Being a part of Aldric’s team could lead to all sorts of possibilities in the future. Aldric paid well, but his altruism led to limitations in pay. He and Margaret should be swimming in fat paychecks, but Aldric kept their pay at a level that most earth scientists would scoff at. It was not that he was cheap; it was that he had an overwhelming sense of fairness that went completely beyond Evan’s understanding. The lowest paid person in the company made nearly a third of what Aldric made, which was more than half of what Evan took home. He would have gone elsewhere, but no one was more cutting edge than Dark Side Experimental, so he stayed.

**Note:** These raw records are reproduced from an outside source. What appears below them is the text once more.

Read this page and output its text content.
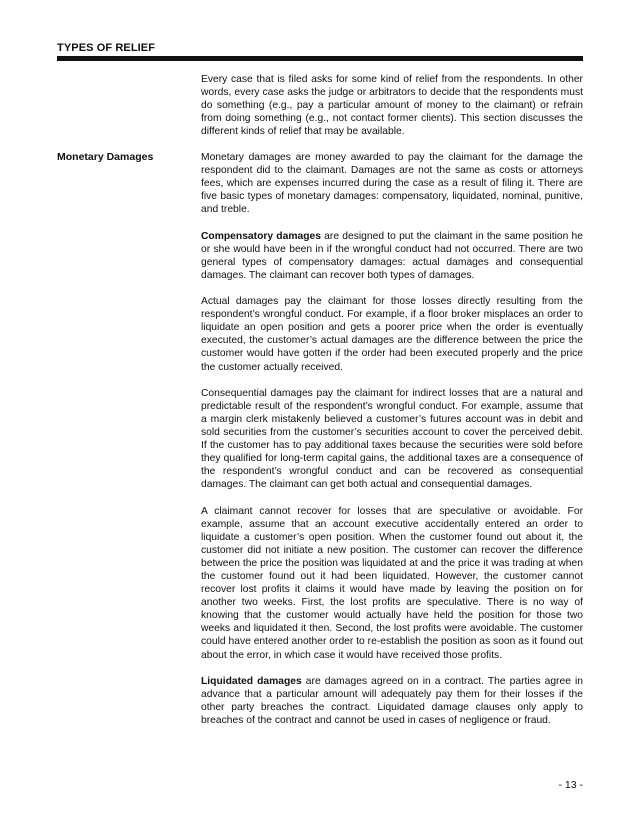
TYPES OF RELIEF

Every case that is filed asks for some kind of relief from the respondents. In other words, every case asks the judge or arbitrators to decide that the respondents must do something (e.g., pay a particular amount of money to the claimant) or refrain from doing something (e.g., not contact former clients). This section discusses the different kinds of relief that may be available.

Monetary Damages	Monetary damages are money awarded to pay the claimant for the damage the respondent did to the claimant. Damages are not the same as costs or attorneys fees, which are expenses incurred during the case as a result of filing it. There are five basic types of monetary damages: compensatory, liquidated, nominal, punitive, and treble.

Compensatory damages are designed to put the claimant in the same position he or she would have been in if the wrongful conduct had not occurred. There are two general types of compensatory damages: actual damages and consequential damages. The claimant can recover both types of damages.

Actual damages pay the claimant for those losses directly resulting from the respondent’s wrongful conduct. For example, if a floor broker misplaces an order to liquidate an open position and gets a poorer price when the order is eventually executed, the customer’s actual damages are the difference between the price the customer would have gotten if the order had been executed properly and the price the customer actually received.

Consequential damages pay the claimant for indirect losses that are a natural and predictable result of the respondent’s wrongful conduct. For example, assume that a margin clerk mistakenly believed a customer’s futures account was in debit and sold securities from the customer’s securities account to cover the perceived debit. If the customer has to pay additional taxes because the securities were sold before they qualified for long-term capital gains, the additional taxes are a consequence of the respondent’s wrongful conduct and can be recovered as consequential damages. The claimant can get both actual and consequential damages.

A claimant cannot recover for losses that are speculative or avoidable. For example, assume that an account executive accidentally entered an order to liquidate a customer’s open position. When the customer found out about it, the customer did not initiate a new position. The customer can recover the difference between the price the position was liquidated at and the price it was trading at when the customer found out it had been liquidated. However, the customer cannot recover lost profits it claims it would have made by leaving the position on for another two weeks. First, the lost profits are speculative. There is no way of knowing that the customer would actually have held the position for those two weeks and liquidated it then. Second, the lost profits were avoidable. The customer could have entered another order to re-establish the position as soon as it found out about the error, in which case it would have received those profits.

Liquidated damages are damages agreed on in a contract. The parties agree in advance that a particular amount will adequately pay them for their losses if the other party breaches the contract. Liquidated damage clauses only apply to breaches of the contract and cannot be used in cases of negligence or fraud.

- 13 -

Evan walked toward the garage, unwilling to wait around while Margaret threw herself at Aldric once more. He would not mind being on the receiving end of her affections, but spending his morning listening to the two of them moan and groan in Aldric’s little “hidden” bedroom was not something he enjoyed. They thought they were slick, but they were a joke. Margaret was the joke. Aldric was the boss, and she was hardly his first dalliance, so people expected it from him, but Margaret thought she was special and that being Aldric’s lover provided her with special privileges. The rumor mill said that she was on her way out. Aldric slept with his employees, but they had to stay employees by doing the work and following the rules. Margaret was good at the first but was failing at the second.
The dimly lit garage was sparsely populated with hover-cars. Aldric’s flashy red sports model dominated the space with a spotlight shining down on his personal parking space. It made Evan’s metallic blue sedan seem sad and pathetic in its space. It was a good car, practical and safe. It was the kind of car Evan’s mother would approve of if she were still alive.
Once comfortably in the driver’s seat, Evan turned the car on and flinched at the sound of the sedan’s force field kicking in. It crackled and spit like a fallen power line until stabilizing and settling into a loud hum. It worked well and protected him from just about everything that fell out of the sky, but it was a very unsettling way to start any excursion outside the confines of a building. Satisfied that the force field would not fail him, Evan signaled the door to open and drove out through the shield that kept the building safe from meteors and the air from escaping into the vacuum of the moon’s barren wasteland.
The advent of hovercars made personal transportation on the moon’s dark side possible. Wheel-based vehicles did fine on the other side of the moon with the large, open, lunar seas but the crater pocked dark side made road building inefficient. Evan cruised along the road, which was little more than a lane designated by markers of red light, and wondered what Aldric’s latest invention might do for the people of the moon, and the people living on earth for that matter. If the power output projections were correct, it might be the key to getting humanity out of the solar system.
Faster than light travel had proven too expensive to be practical, but Aldric’s idea could make it feasible if they could improve stability and marry it to the existing jump drive technology. Evan turned on the autopilot and looked at the stars outside of his window. Even the faint shimmer of the force field could not diminish the fierce brilliance of the stars as seen without the interference of sun or atmosphere. He longed to be there, amongst the stars, but he would settle for the moon until something better came along. For the first time in years, Evan fell asleep dreaming of a trip to a far off world, and it did not feel impossible.